2. Assurer que la PAC ne soutienne ou n’incite pas à des pratiques dommageables ou incompatibles avec le Pacte vert

  •  en ren­forçant les garde-fous pour cess­er et empêch­er le sou­tien aux pra­tiques agri­coles ayant des impacts envi­ron­nemen­taux, cli­ma­tiques, san­i­taires négat­ifs ou nuisant aux agri­cul­tures des pays du Sud, telles que l’él­e­vage inten­sif, ou ne respec­tant pas la lég­is­la­tion en matière de bien-être animal ;
  • en inté­grant un principe de non-nui­sance strict à la con­di­tion­nal­ité des paiements — inclu­ant une den­sité max­i­male pour les éle­vages, un min­i­mum d’in­fra­struc­tures agroé­cologiques, la réduc­tion de l’usage des pes­ti­cides, la pro­tec­tion des tour­bières et des prairies per­ma­nentes et la rota­tion des cultures ;
  • en intro­duisant une con­di­tion­nal­ité sociale garan­tis­sant que les béné­fi­ci­aires de la PAC respectent le droit du tra­vail, les stan­dards soci­aux et con­ven­tions col­lec­tives sur le travail ;
  • en assur­ant que la PAC soit pleine­ment con­forme au principe de cohérence des poli­tiques de développe­ment inclus dans les traités européens.

3. Donner aux paysans et acteurs ruraux les moyens de conduire un changement positif

  • en allouant suff­isam­ment de bud­get de la PAC pour inciter et rémunér­er les paysans œuvrant dans le sens des objec­tifs du Pacte vert, notam­ment pour la réduc­tion des pes­ti­cides, des engrais azotés et des antibi­o­tiques, le développe­ment de l’a­gri­cul­ture biologique, l’a­groé­colo­gie, l’a­gro­foresterie, d’infrastructures agroé­cologiques, la réduc­tion des émis­sions de gaz à effet de serre, la lutte con­tre le gaspillage ali­men­taire, l’amélio­ra­tion des cycles de nutri­ments, la pro­tec­tion et la restau­ra­tion d’é­cosys­tèmes (en par­ti­c­uli­er dans les zones Natu­ra 2000), et par la tran­si­tion des régimes alimentaires ;
  • en garan­tis­sant que les instru­ments de la PAC con­tribuent à ce que la valeur ajoutée reste dans les économies locales au tra­vers des cir­cuits courts, favorisent les mod­èles économiques ruraux ori­en­tés vers la san­té et la dura­bil­ité, accom­pa­g­nent les paysans dans la tran­si­tion agroé­cologique, notam­ment par la réduc­tion de la den­sité des éle­vages et la diver­si­fi­ca­tion des ter­ri­toires et des fermes.

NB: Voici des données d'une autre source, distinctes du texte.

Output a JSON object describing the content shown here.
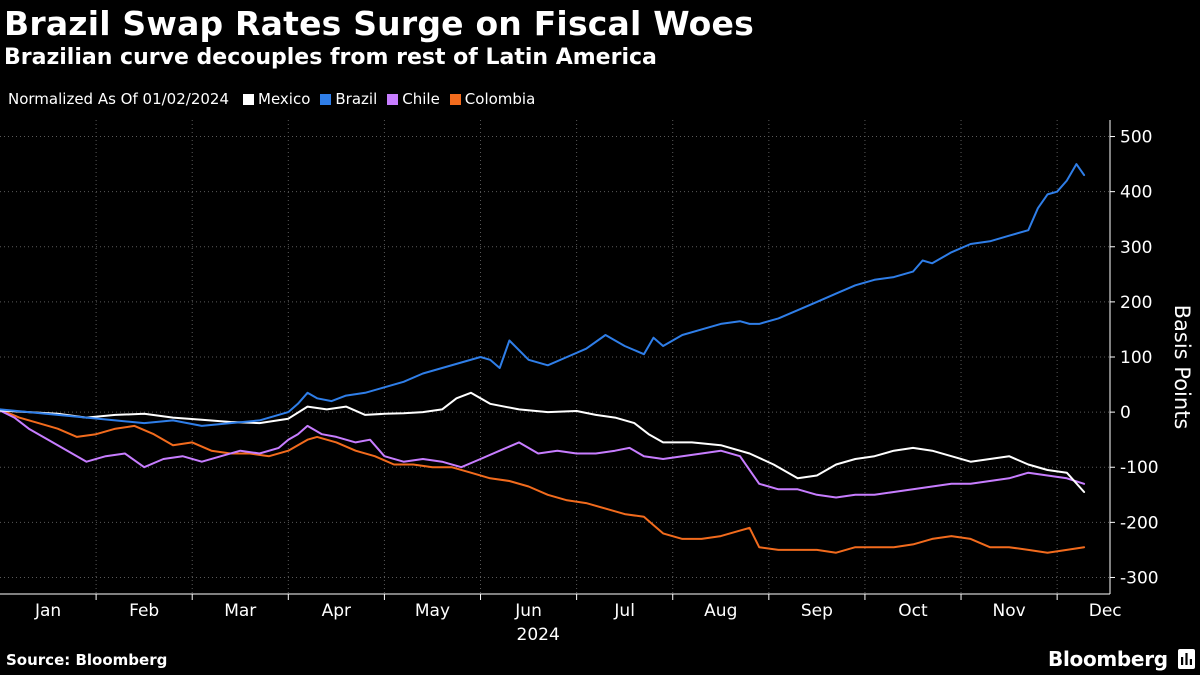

En ces temps extra­or­di­naires de crises mul­ti­ples, l’Eu­rope doit con­stru­ire une voie d’avenir qui réponde aux exi­gences de court terme par une vision de long terme. C’est pourquoi nous espérons que vous saurez don­ner à nos préoc­cu­pa­tions et pré­con­i­sa­tions la con­sid­éra­tion qu’elles requièrent, et agir pour ren­dre pos­si­ble un futur plus vert, plus juste et plus sain pour le secteur agricole.

Avec l’expression de nos sen­ti­ments distingués.